Now, perhaps that last exclamation had more to do with his youthful energy than the bike, or anything else--though, I must say, if his bike was anything like the two black Phantoms I've seen, he probably felt like a real badass when he rode it.  I know, I probably would have, too.




Howard F. Gordon of Lower Burrell, Pennsylvania has one of those bikes.  And, I would guess, another, perhaps in another color.  And other bikes from that period, and earlier--over 100 of them!

From what I read in the article and saw in the accompanying photos, all or most of those bikes are of the balloon-tired "cruiser" variety made by Schwinn, Columbia and many other American companies until the 1960s.  He calls his 1951 Monark "the Cadillac of bikes.

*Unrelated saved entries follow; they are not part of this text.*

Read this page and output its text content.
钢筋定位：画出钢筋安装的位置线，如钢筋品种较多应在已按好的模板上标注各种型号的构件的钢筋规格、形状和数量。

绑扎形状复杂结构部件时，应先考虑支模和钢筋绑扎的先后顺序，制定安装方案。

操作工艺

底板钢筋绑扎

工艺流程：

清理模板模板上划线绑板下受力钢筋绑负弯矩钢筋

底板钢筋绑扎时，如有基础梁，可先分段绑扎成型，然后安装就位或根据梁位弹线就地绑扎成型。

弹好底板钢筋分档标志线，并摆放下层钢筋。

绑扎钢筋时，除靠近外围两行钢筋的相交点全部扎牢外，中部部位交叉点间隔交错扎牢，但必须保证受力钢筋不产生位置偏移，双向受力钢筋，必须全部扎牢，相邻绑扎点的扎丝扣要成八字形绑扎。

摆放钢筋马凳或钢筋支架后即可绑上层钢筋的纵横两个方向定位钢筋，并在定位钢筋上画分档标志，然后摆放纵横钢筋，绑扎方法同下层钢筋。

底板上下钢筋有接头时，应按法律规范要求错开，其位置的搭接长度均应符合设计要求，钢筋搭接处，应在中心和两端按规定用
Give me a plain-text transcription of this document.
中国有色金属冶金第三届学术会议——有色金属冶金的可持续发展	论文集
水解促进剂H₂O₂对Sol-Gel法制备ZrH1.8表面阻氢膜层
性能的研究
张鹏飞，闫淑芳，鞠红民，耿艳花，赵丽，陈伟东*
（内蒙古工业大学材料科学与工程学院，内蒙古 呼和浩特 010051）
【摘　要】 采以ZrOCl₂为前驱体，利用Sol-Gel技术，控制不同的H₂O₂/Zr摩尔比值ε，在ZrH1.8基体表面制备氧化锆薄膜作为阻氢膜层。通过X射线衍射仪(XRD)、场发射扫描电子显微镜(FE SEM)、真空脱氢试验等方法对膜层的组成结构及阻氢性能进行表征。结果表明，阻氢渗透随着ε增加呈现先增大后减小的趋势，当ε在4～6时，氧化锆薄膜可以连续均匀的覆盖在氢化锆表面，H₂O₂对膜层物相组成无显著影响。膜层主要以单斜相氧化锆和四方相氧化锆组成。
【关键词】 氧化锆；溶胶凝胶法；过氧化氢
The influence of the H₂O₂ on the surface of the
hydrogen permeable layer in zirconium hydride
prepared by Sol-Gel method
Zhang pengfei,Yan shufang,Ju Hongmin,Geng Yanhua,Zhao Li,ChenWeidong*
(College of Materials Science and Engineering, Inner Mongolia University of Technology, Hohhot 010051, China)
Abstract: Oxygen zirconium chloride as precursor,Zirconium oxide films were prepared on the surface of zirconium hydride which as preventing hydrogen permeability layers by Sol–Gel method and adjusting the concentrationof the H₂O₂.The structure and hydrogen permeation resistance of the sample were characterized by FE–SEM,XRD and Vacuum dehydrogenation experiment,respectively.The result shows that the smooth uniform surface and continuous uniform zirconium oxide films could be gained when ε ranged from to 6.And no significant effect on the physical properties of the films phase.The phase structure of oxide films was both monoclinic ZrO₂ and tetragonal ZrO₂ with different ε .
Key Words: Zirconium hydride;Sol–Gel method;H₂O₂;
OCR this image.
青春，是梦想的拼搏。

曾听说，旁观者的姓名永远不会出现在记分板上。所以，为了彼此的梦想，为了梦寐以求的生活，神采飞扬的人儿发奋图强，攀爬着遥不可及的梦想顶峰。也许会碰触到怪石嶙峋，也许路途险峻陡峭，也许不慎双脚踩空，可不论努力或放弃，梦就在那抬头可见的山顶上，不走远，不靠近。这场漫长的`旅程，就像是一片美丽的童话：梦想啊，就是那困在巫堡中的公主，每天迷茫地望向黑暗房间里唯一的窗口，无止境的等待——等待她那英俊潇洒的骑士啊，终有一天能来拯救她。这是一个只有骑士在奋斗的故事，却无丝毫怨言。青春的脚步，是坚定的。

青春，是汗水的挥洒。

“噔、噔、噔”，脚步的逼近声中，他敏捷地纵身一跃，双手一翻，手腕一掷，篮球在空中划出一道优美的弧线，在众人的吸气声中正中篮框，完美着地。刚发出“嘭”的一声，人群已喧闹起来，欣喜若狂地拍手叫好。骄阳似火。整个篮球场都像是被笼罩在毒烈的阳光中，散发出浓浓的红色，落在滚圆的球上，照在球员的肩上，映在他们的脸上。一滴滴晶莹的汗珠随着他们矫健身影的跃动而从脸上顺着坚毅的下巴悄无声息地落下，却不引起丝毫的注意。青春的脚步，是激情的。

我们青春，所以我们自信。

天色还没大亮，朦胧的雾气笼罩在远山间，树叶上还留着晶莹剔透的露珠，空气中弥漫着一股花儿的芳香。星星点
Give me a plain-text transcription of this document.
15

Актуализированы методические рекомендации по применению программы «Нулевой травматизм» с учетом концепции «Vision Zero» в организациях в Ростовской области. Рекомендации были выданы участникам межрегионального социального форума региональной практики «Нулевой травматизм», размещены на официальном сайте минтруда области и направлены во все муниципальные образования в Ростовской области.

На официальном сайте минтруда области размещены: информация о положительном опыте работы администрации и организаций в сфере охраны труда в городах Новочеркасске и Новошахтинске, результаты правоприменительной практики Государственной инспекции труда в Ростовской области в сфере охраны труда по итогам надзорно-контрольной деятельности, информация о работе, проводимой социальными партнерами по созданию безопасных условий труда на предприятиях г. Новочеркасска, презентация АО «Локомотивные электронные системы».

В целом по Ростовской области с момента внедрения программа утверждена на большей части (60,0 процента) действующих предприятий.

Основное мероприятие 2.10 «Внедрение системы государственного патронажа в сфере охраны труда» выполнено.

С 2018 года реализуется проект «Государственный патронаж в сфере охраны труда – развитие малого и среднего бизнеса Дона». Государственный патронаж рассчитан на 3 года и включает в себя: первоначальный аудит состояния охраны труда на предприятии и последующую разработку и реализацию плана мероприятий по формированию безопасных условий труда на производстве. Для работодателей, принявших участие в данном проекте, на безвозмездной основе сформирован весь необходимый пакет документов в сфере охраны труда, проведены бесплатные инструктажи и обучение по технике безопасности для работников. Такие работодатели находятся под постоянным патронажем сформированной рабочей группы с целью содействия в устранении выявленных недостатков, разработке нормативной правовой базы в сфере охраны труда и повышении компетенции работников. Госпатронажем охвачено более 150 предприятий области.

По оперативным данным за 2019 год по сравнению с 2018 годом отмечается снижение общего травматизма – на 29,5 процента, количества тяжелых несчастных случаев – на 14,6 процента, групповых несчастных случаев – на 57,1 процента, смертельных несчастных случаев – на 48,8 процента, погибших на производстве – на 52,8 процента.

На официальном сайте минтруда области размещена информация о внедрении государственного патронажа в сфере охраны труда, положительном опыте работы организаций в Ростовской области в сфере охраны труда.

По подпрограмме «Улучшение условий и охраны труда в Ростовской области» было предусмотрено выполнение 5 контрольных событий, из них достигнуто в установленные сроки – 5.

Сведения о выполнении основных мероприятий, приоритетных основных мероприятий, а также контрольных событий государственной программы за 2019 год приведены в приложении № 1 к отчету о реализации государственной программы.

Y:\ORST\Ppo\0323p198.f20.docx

Even though he admits he has "too many" bikes, he's always on the lookout for new treasures, at garage and estate sales.  "There are so many bicycles in garages and attics that are worth money," he explains. Whenever he buys a bike, he disassembles it and cleans every part before reassembling and restoring the bike to something like its original condition.





One of his more interesting observations regards the condition of the bikes he finds.  Generally, he says, girls' bikes are in better condition because they were better cared-for. Boys, he observed, usually rode their bikes into the ground.

That observation is part of what keeps him interested in vintage bikes:  the stories, known or imagined, by them.  "Every one of those bikes had a rider who can tell you something about the adventures they took on it," he explains.  "A bike is a kid's first feeling of freedom."  Sometimes kids pedaled their bikes to places their parents never knew they went. (Can you see me and Uncle Joe winking to each other?)  

In case you were wondering, Gordon rides.  "My wife and I go on riding dates," he relates.  "We stop for ice cream.  We enjoy the nice weather.  It's great exercise."

That sounds like a story behind at least one of his bikes! 

*--Translation: I bought a bottle of olive oil in the store on Thirty-third and Third.